佐祐里は望の背中に手を回し、ふんわりと抱きしめる。


「ご覧の通り、失敗しても取り返しが効くようにしてますし、上の許可は貰っています。私が責められるとしても大したことにはなりませんので平気ですよっ」


 再び肩に手を置いて冗談めかして笑う。


「それとも……失敗したら脱ぎましょうか?」

「どうしてそうなる」


 複雑な表情で押し黙っていた憐治も、服の肩口に手を掛けてみせる佐祐里に、流石に口を挟んだ。流石に冗談だとは思いたいが、だとしても望には刺激が強すぎる。


「そうですよね。むしろ上手く行ったらご褒美ですよね。では、成功の暁には秘蔵の瑠梨ちゃん画像を進呈致しましょう!」

「……いや、自撮りをくれてやれ」

「い!いえ!!結構です!!いけません!!」


 望はブンブンと首を振った。首が千切れそうな勢いだった。


「待て。俺のいう自撮りは如何わしい意味じゃないぞ」

「え……あ……?」


 憐治が見抜いたとおり、どうも望の中では「自撮り≒R18」という認識だったらしい。望は急な指摘に戸惑って左右を見回す。

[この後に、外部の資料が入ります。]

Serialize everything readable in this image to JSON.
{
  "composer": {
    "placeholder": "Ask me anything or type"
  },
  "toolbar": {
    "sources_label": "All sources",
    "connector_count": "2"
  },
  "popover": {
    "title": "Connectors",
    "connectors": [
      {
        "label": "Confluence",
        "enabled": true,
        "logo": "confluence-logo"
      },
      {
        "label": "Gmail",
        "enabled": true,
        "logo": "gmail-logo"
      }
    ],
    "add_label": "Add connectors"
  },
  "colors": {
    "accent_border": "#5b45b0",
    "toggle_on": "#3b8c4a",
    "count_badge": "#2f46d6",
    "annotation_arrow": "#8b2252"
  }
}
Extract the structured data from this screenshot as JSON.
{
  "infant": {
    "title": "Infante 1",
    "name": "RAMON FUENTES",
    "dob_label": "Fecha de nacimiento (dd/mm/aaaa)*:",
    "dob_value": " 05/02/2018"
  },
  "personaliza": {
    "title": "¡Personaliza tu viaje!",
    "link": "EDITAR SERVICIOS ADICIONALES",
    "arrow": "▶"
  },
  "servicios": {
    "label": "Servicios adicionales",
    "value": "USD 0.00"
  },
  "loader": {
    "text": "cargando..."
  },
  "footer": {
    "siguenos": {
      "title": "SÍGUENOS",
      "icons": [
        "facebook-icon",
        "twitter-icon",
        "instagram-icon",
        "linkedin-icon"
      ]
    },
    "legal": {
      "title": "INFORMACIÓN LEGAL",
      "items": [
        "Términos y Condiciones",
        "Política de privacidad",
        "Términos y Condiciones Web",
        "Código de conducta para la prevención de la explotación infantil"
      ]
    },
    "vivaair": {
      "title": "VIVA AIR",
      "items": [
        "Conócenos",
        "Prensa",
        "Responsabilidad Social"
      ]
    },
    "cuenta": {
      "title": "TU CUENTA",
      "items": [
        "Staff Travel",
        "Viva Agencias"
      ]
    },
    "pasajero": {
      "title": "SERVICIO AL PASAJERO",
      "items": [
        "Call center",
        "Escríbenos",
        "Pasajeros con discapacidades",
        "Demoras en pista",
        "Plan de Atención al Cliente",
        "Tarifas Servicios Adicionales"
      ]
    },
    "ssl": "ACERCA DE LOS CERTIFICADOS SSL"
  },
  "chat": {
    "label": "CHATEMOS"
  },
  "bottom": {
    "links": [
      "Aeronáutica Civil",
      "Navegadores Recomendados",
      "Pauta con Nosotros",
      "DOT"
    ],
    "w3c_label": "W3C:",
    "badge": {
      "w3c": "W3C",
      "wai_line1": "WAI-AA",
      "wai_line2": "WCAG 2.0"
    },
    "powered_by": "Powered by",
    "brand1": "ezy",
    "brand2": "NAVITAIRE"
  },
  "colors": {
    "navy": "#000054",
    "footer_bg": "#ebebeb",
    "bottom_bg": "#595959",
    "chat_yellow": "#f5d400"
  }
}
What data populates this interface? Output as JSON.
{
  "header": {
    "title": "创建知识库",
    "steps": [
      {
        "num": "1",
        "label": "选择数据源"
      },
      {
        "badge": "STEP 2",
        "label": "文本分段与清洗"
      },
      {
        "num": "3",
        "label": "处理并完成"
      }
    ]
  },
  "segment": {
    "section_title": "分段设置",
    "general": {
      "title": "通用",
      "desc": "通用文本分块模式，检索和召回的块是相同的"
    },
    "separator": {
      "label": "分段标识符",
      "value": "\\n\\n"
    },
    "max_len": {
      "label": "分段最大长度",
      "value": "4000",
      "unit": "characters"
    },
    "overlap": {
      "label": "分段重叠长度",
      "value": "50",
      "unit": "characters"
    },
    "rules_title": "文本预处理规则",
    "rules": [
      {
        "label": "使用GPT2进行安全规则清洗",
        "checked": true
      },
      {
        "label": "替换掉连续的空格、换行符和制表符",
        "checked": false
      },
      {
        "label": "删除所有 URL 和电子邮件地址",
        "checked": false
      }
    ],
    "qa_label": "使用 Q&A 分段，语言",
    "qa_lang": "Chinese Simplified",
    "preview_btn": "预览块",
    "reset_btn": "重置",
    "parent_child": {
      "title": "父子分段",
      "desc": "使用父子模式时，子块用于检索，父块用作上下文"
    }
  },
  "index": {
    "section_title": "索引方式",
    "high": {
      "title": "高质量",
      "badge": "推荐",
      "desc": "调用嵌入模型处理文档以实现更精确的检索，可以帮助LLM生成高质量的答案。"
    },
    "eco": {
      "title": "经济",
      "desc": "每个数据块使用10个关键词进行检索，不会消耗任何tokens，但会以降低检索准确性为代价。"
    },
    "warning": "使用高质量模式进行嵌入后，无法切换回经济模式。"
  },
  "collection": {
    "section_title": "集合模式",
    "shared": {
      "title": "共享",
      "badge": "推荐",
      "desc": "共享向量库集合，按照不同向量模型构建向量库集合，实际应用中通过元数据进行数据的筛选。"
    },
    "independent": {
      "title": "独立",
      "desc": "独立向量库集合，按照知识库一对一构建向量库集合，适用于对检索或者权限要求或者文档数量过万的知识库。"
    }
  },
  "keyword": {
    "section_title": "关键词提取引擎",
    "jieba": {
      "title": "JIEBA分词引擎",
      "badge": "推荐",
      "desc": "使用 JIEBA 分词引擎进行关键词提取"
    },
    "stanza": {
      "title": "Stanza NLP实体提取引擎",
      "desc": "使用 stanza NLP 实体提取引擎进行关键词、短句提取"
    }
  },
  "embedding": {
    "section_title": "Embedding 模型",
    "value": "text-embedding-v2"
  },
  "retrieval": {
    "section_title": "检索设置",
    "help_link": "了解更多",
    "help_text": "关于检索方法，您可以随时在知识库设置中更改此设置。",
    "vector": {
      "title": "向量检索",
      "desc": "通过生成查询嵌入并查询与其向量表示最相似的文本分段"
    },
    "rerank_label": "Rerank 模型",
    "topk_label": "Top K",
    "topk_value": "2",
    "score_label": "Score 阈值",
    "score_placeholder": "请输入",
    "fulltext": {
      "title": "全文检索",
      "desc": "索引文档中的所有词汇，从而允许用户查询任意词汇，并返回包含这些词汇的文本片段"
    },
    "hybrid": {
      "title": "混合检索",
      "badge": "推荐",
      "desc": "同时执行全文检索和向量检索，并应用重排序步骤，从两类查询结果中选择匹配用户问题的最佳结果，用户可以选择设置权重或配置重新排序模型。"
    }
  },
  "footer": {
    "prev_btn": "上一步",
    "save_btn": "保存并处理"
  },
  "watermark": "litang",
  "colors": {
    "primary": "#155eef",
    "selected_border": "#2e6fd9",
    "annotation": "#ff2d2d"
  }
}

「そうですよね、私のより瑠梨ちゃんの写真ですよね!」

「佐祐里はそうだろうがな……」


 憐治が呆れていると、柱時計が九時を告げた。


「っと……この辺にしておきますか。望くん、明日の会議で改めて説明しますので、その時に私の要請への答えを聞かせてください」

「あっ………はい……」

「断るなら早いほうが良いぞ」

「憐治!」


 佐祐里の声には非難の色が混ざっていた。


「下手にプレッシャーを掛けて潰したら元も子もないぞ。自身を付けさせるためにしても荒療治が過ぎるぞ」


 憐治は片手で額を抑えながらまた顔を顰める。


「大丈夫です!能力値的には全然余裕の筈です!」

「……そうか」


 深く溜め息を吐く。憐治は組んだ両手を胸の前で打ち合わせてから、解いた。


「さて、まだ食えるか?」

「あっはい」


 二人の言い合いの間、オロオロしていた望が佇まいを治す。


「無理はせんでいいが、明日は疲れそうだぞ。食えるなら食べておけ」

「……はい」


 食事を終える頃、六つあった重箱も結局四つは空になった。


―――――――――――――――――――――――――――――――――――――


 十一時半。三人は布団を三つ並べて、畳の間で横になっていた。西条家の平均的な就寝時間よりは少し早い。


「佐祐里、鳩寺は起きているか」

「いえ」


 真ん中の佐祐里は横の望が寝ていることを確認して、返事をした。


「無茶を考えたな」

「無茶じゃありませんよ、望くんなら絶対できます」

「失敗したら立ち直れんぞ」

「大丈夫ですよ。フッフッフッ」

「何かろくでもないことを考えていないか?」

「いえいえ」


 佐祐里は仰向けになる。


「それと……」

「なんです?」

「いや……何でも無い。お休み、佐祐里」

「お休みなさい」


 それでこの日の会話は終わった。憐治も仰向けになる。


 憐治が言いかけて止めたのは、先程のファイルの件だった。望が実は起きている可能性を考えて黙ったのだ。

 憐治は、ファイルの付箋の一つが、ある箇所から裏表紙側へ向けて付けられていたことに気がついていた。そこから先のページを抑えるような形だった。

 そこに、望に知らせたくない何らかの情報があったのだろうことが窺い知れた。


 単に機密情報だから、というだけならば良いが、どうしてもそれ以上の意味があるように思われてならなかった。しかしそれ以上は憐治の持つ情報からは推測出来ない。漠然とした不安を抱えながら、憐治は眠りに落ちていった。